Por volta das 17h45min desta sexta-feira (10), quando o juiz Orlando Faccini Neto declarou condenados os quatro réus da boate Kiss, pais e familiares das vítimas do incêndio foram imediatamente às lágrimas. De mãos dadas e trocando afagos, eles permaneceram juntos, acomodados ao fundo do plenário, durante a leitura da sentença que marcou o encerramento do mais longo tribunal do júri já realizado no Rio Grande do Sul.
O grupo de 52 familiares, acompanhado de 10 profissionais, entre psicólogos e enfermeiros, vestia camisas que traziam os rostos dos jovens que morreram na madrugada de 27 de janeiro de 2013, durante o incêndio na boate de Santa Maria.
Após 10 dias de julgamento "que parecia não ter fim", Mara Amaral Dalforno, 61 anos, relatou que volta para casa "com saudade, mas aliviada". Ela perdeu a filha, Melissa, 19, na tragédia.

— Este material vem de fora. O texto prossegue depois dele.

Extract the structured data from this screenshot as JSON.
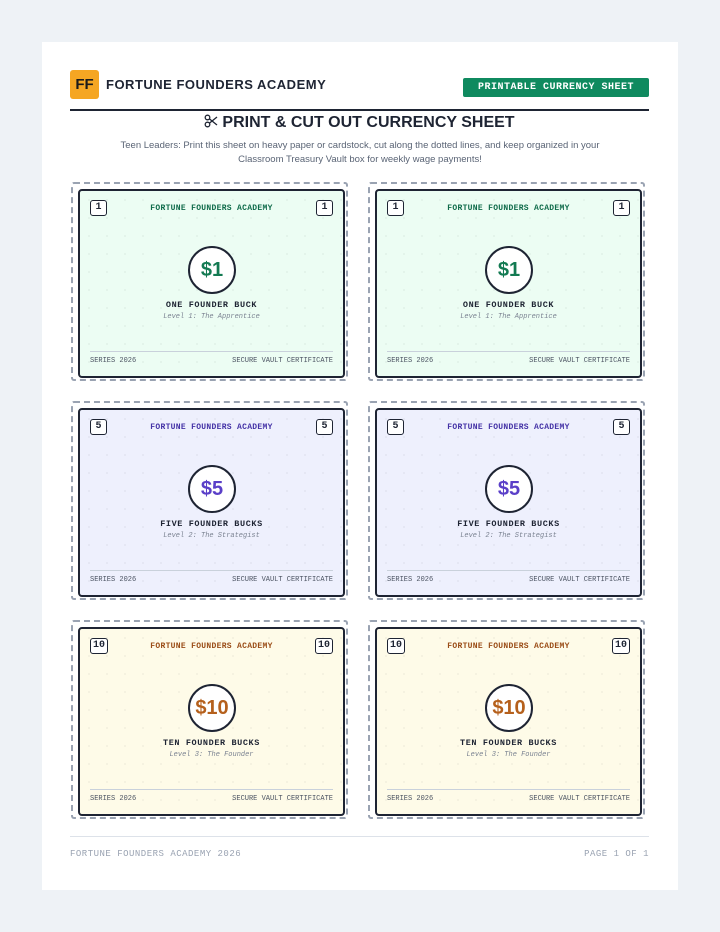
{
  "header": {
    "logo": "FF",
    "title": "FORTUNE FOUNDERS ACADEMY",
    "badge": "PRINTABLE CURRENCY SHEET"
  },
  "intro": {
    "title": "PRINT & CUT OUT CURRENCY SHEET",
    "text": "Teen Leaders: Print this sheet on heavy paper or cardstock, cut along the dotted lines, and keep organized in your Classroom Treasury Vault box for weekly wage payments!"
  },
  "bills": [
    {
      "corner": "1",
      "academy": "FORTUNE FOUNDERS ACADEMY",
      "amount": "$1",
      "name": "ONE FOUNDER BUCK",
      "level": "Level 1: The Apprentice",
      "series": "SERIES 2026",
      "certificate": "SECURE VAULT CERTIFICATE"
    },
    {
      "corner": "1",
      "academy": "FORTUNE FOUNDERS ACADEMY",
      "amount": "$1",
      "name": "ONE FOUNDER BUCK",
      "level": "Level 1: The Apprentice",
      "series": "SERIES 2026",
      "certificate": "SECURE VAULT CERTIFICATE"
    },
    {
      "corner": "5",
      "academy": "FORTUNE FOUNDERS ACADEMY",
      "amount": "$5",
      "name": "FIVE FOUNDER BUCKS",
      "level": "Level 2: The Strategist",
      "series": "SERIES 2026",
      "certificate": "SECURE VAULT CERTIFICATE"
    },
    {
      "corner": "5",
      "academy": "FORTUNE FOUNDERS ACADEMY",
      "amount": "$5",
      "name": "FIVE FOUNDER BUCKS",
      "level": "Level 2: The Strategist",
      "series": "SERIES 2026",
      "certificate": "SECURE VAULT CERTIFICATE"
    },
    {
      "corner": "10",
      "academy": "FORTUNE FOUNDERS ACADEMY",
      "amount": "$10",
      "name": "TEN FOUNDER BUCKS",
      "level": "Level 3: The Founder",
      "series": "SERIES 2026",
      "certificate": "SECURE VAULT CERTIFICATE"
    },
    {
      "corner": "10",
      "academy": "FORTUNE FOUNDERS ACADEMY",
      "amount": "$10",
      "name": "TEN FOUNDER BUCKS",
      "level": "Level 3: The Founder",
      "series": "SERIES 2026",
      "certificate": "SECURE VAULT CERTIFICATE"
    }
  ],
  "footer": {
    "left": "FORTUNE FOUNDERS ACADEMY 2026",
    "right": "PAGE 1 OF 1"
  }
}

— A gente espera que as leis fiquem cada vez mais firmes, para evitar que outros jovens e outras famílias passam pelo que passamos — disse.
Os pais do jovem Augusto Cezar, 19 anos, morto no incêndio, também acompanharam o final do julgamento no plenário do Foro Central de Porto Alegre. Maria Aparecida Neves e Cezar Augusto Madruga Neves adotaram o jovem quando ainda era recém-nascido.
— Eu não pude ter filhos, então decidi adotar. Foi amor à primeira vista. Nos apaixonamos assim que o conhecemos. Então, como é que eu não ia estar aqui lutando por Justiça? — indagou Maria Aparecida.
Enquanto os pais de Augusto Cezar se abraçavam, ainda durante a leitura da sentença, o magistrado lembrava a canção de Chico Buarque Pedaço de Mim, que citou para lembrar a dor das famílias: "Oh, metade arrancada de mim/Leva o vulto teu/Que a saudade é o revés de um parto/A saudade é arrumar o quarto/Do filho que já morreu".
Em outra cadeira do plenário, Kassia flores, 28 anos, aguardava o fim do julgamento de mãos dados com demais parentes. Ela conta que perdeu o primo Luiz Eduardo Viegas Flores. Na época, o jovem havia acabado de passar em um concurso e estava em Santa Maria para visitar os pais. Ele foi à festa, mas não voltou.
— Perdi alguém que era meu padrinho, meu primo, meu amigo. Passa um filme na cabeça, de tudo que lutamos desde o primeiro dia. A gente sabe que eles (os réus) não foram lá na intenção de matar ninguém, mas não fizeram nada para que não acontecesse essa tragédia. Quando a gente comete erros, precisa pagar por eles. Então acho que é justo — avaliou Kassia.
Ao final da leitura de sentença, os familiares fizeram um círculo, de mãos dadas, ainda no plenário, e oraram. Depois, gritaram, um por um, os nomes de familiares perdidos.
Uma das sobreviventes da tragédia e que também prestou depoimento no julgamento, Kelen Ferreira avaliou a condenação como positiva. Hoje com 26 anos, a terapeuta ocupacional teve uma das pernas amputada e parte do corpo queimado no incêndio.
— Nossa luta vai continuar, vamos seguir lutando para que esses locais se tornem mais seguros para as pessoas e para que essa tragédia não seja esquecida. Já se passaram nove anos, e é uma dor que levaremos para o resto da vida — disse Kelen.
No andar debaixo, o presidente da Associação dos Familiares de Vítimas e Sobreviventes da Tragédia de Santa Maria (AVTSM) , Flávio Silva, comentou o resultado do julgamento em uma entrevista improvisada aos jornalistas. Na avaliação de Silva, a condenação "é uma conquista da sociedade" e disse que espera que os familiares possam, após anos, descansar:
— Nos últimos anos, ficamos focados aguardando por esse momento. Agora, precisamos descansar um pouco, até porque a nossa luta não termina aqui. Sabemos que esse resultado não vai trazer nossos filhos de volta, mas esperamos que evite a perda de outros jovens.